Shaquille O’Neal was such a player. When he was drafted in 1992, it wasn’t a question of whether he would win a championship, but of how many championships he would win. He went on to win four, but none with the team that drafted him. Make no mistake about it, though. He launched the Magic into relevance.

Five years later, the lottery was the Tim Duncan Sweeps, and it was clear that the winner of that would be the winner of championships. He has four rings and is presently working on his fifth.

All of them have been with the San Antonio Spurs, the team which drafted him. Duncan has never missed the playoffs and never been on a team that won less than 60 percent of their games.

Yao Ming was such a player, but Ming never won a championship. However, he did make Houston a constant contender and his career was cut short by injuries. His impact on the worldwide state of the NBA simply cannot be understated, though.

The next year, LeBron James was drafted, and James was such a player as well. Perhaps no one since O’Neal with the possible exception of Duncan had greater expectations on his shoulders. Certainly no player who had never played in college was expected to do more coming out of high school.

James turned around the franchise, and even the city of Cleveland. He won two MVPs with the Cavaliers and made them relevant, even giving them real hope of a championship. Whatever else you want to say about him, he certainly proved himself worthy of the top pick.
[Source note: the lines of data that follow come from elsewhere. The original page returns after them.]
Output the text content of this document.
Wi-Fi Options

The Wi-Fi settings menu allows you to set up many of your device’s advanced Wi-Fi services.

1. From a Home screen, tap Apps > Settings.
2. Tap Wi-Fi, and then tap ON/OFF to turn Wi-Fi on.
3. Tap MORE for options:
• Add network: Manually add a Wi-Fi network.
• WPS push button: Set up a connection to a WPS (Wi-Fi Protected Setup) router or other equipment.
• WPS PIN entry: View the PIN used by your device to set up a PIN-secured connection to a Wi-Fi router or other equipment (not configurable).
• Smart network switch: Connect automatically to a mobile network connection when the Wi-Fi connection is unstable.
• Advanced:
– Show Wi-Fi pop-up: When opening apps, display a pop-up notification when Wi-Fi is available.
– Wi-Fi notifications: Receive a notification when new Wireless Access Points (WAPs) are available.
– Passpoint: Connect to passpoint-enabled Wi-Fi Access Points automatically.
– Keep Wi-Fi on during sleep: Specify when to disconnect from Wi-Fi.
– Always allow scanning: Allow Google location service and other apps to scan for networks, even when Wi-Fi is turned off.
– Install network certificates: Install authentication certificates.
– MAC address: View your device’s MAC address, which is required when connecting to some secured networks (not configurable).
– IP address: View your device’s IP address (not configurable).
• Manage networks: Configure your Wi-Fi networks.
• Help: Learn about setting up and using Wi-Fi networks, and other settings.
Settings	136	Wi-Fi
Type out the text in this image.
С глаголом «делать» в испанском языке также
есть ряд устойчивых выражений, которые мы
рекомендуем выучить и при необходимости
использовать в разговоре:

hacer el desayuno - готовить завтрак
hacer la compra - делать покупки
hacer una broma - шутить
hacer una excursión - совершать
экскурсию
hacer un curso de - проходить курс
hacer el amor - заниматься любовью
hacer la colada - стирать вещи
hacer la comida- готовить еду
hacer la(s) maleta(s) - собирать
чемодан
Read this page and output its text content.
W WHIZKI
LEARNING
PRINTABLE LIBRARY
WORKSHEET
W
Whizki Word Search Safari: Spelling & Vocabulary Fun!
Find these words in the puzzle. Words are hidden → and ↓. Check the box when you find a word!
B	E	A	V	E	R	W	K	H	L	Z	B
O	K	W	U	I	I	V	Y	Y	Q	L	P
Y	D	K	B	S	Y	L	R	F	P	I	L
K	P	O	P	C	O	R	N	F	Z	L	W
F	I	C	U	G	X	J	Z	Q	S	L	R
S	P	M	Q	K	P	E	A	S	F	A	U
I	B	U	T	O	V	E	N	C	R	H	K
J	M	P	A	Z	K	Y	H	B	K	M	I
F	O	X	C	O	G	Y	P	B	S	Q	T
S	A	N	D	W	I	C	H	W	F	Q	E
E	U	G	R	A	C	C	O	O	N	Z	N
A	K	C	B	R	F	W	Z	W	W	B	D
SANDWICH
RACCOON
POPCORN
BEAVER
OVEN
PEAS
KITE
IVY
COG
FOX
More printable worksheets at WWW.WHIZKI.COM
Since James, there really hasn’t been a player that has been touted like Davis is this year, not even Derrick Rose. Davis has every chance to be a franchise defining player, so whoever wins the lottery this year really wins. This year is a greater difference than the difference between the first and second pick.

It’s the difference between having a franchise player and not having a franchise player.

Therefore, the winner of the lottery this year will be a historical one, in much the same way as the 1997 lottery changed the fortunes of the Spurs forever.

The other reason this could make history, though, is precisely because of that. Do you really believe that David Stern, he of the “bent envelope,” is going to leave who wins this lottery up to mere chance?

The New Jersey Nets are set to move to Brooklyn.

Should they win the pick, the chances of Deron Williams staying with the Nets go through the roof. Whether they trade that pick to Orlando for Dwight Howard or chose to keep it is a bit up in the air. The key is that either way, they become a team that is marketable.

With David Stern, that’s the magic word; no pun intended.

The NBA needs the Nets to succeed in Brooklyn. Because of that, Brooklyn will succeed in winning the lottery. This, of course, isn’t going to sit well with all those other teams that are getting slighted.

The draft is conducted in secrecy with allegedly neutral observers there ensuring the integrity of it. Of course, one can’t help but wonder why the secrecy and privacy are needed if the fix isn’t in.

In the past, this has been raised as an issue. When the Chicago Bulls won the pick in 2008 when Derrick Rose, Chicago’s native son, was the presumed first pick, it raised more than a few eyebrows, but not enough to change the way it’s done.

This year, when the Nets win, it will raise a storm of criticism and force the NBA to conduct the lottery in the manner in which it should have always been done: publicly.